Wastewater removal and treatment is critical to protect public health. Wastewater treatment processes improve water quality by reducing toxins that cause harm to humans and pollute rivers, lakes, and oceans. Wastewater enters the treatment system from households, business, and industry through public sewer lines and, in many places across the country, stormwater drains.

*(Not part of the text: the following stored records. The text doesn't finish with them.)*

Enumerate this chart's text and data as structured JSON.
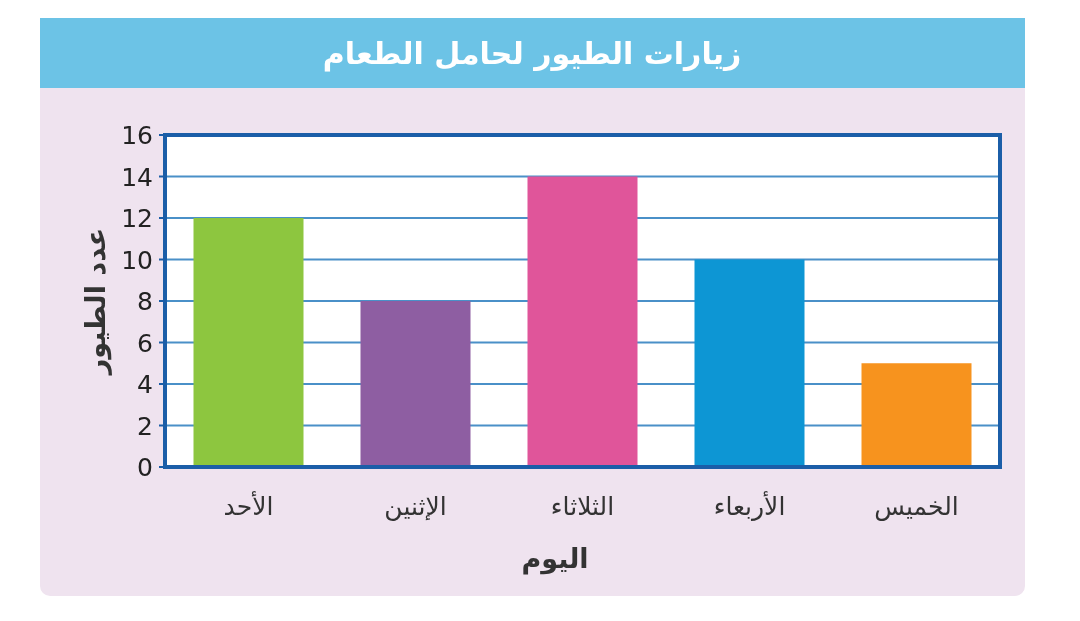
{
  "chart_data": {
    "type": "bar",
    "title": "زيارات الطيور لحامل الطعام",
    "xlabel": "اليوم",
    "ylabel": "عدد الطيور",
    "categories": [
      "الأحد",
      "الإثنين",
      "الثلاثاء",
      "الأربعاء",
      "الخميس"
    ],
    "values": [
      12,
      8,
      14,
      10,
      5
    ],
    "colors": [
      "#8dc63f",
      "#8e5ea2",
      "#e0559a",
      "#0d96d4",
      "#f7931e"
    ],
    "ylim": [
      0,
      16
    ],
    "yticks": [
      0,
      2,
      4,
      6,
      8,
      10,
      12,
      14,
      16
    ],
    "grid": "y"
  }
}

Wastewater treatment is typically overseen by a community utility or public works department that ensures water quality standards are met before the treated water is discharged back into the environment. In most localities, all publicly-supplied water is treated to meet federal drinking water standards, regardless of whether it will be used for drinking. Nearly 240 million Americans – 76% of the population – rely on the nation’s 14,748 treatment plants for wastewater sanitation. By 2032 it is expected that 56 million more people will connect to centralized treatment plants, rather than private septic systems – a 23% increase in demand. In the U.S., there are over 800,000 miles of public sewers and 500,000 miles of private lateral sewers connecting private property to public sewer lines. Each of these conveyance systems is susceptible to structural failure, blockages, and overflows. The U.S. Environmental Protection Agency (EPA) estimates that at least 23,000 to 75,000 sanitary sewer overflow events occur in the United States each year.
As new users are connected to centralized treatment, older conveyance and treatment systems must manage increasing flow or new treatment facilities must be constructed. It is estimated 532 new systems will need to be constructed by 2032 to meet future treatment needs.